I have been looking at building a Linear Power Supply for some time now, starting with the AC transformer and working through to the regulator etc. My question is, some of the circuits I have found online use a 0.1uF capacitor across each of the diodes in the bridge rectifier - so four caps - one for each diode. What purpose are these caps filling ? In each of the circuits, there are filter caps downstream of the rectifier which is fine, but are the caps across each of the diodes actually doing anything ? Is this best practice ?

Thanks in advance.

Andrew


#2


#3

Have to say that I’m curious too. I simulated it in LT Spice really quick and couldn’t see a difference (for a pure sine wave at least). If I could hazard a guess… it would be something to do with blocking either DC components to the wave (really unlikely), or high freq responses. If I have some time, I might simulate it some more, but that might be what you can look into.
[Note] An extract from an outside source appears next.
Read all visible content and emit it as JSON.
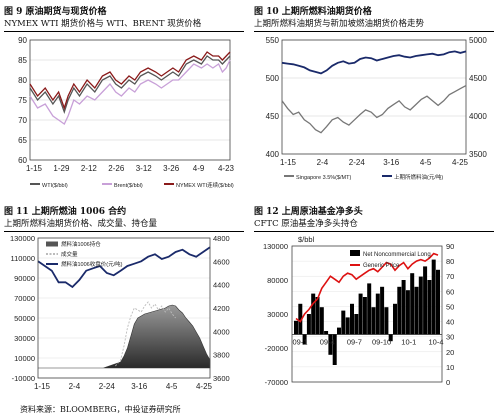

As a side note, I’ve looked at a lot of linear supply designs and I can’t say I’ve ever seen caps across the diodes. Not that that means anything.


#4

Thanks Scott. I might have found the answer to my own question. Should have asked Google before… Apparently power supply transformers have leakage inductance and parasitic capacitance, and when the diodes in a bridge rectifier switch off these “non-ideal” elements form a resonant circuit that can oscillate at high frequency. This high frequency oscillation can then couple into the rest of the circuitry. Snubber circuits are used in an attempt to mitigate this problem. Just using capacitors doesn’t damp the ringing completely, but does cause it to drop to a lower frequency where the coupling effect is less. An RC circuit across the diodes can damp the ringing almost completely. I assume it is only an issue in audio circuits and it might be overkill for a power supply but I think that is a good explanation and I will include it in my circuit for now. It cant hurt… right ?


#5

There is a very good explanation here : http://www.hagtech.com/pdf/snubber.pdf


#6

I’m not sure, but if you are using a linear regulator, it wouldn’t need the caps since the regulator would take care of a good chunk of high freq noise. I could see it being more of an issue for a SMPS. I’ll have to read that link later.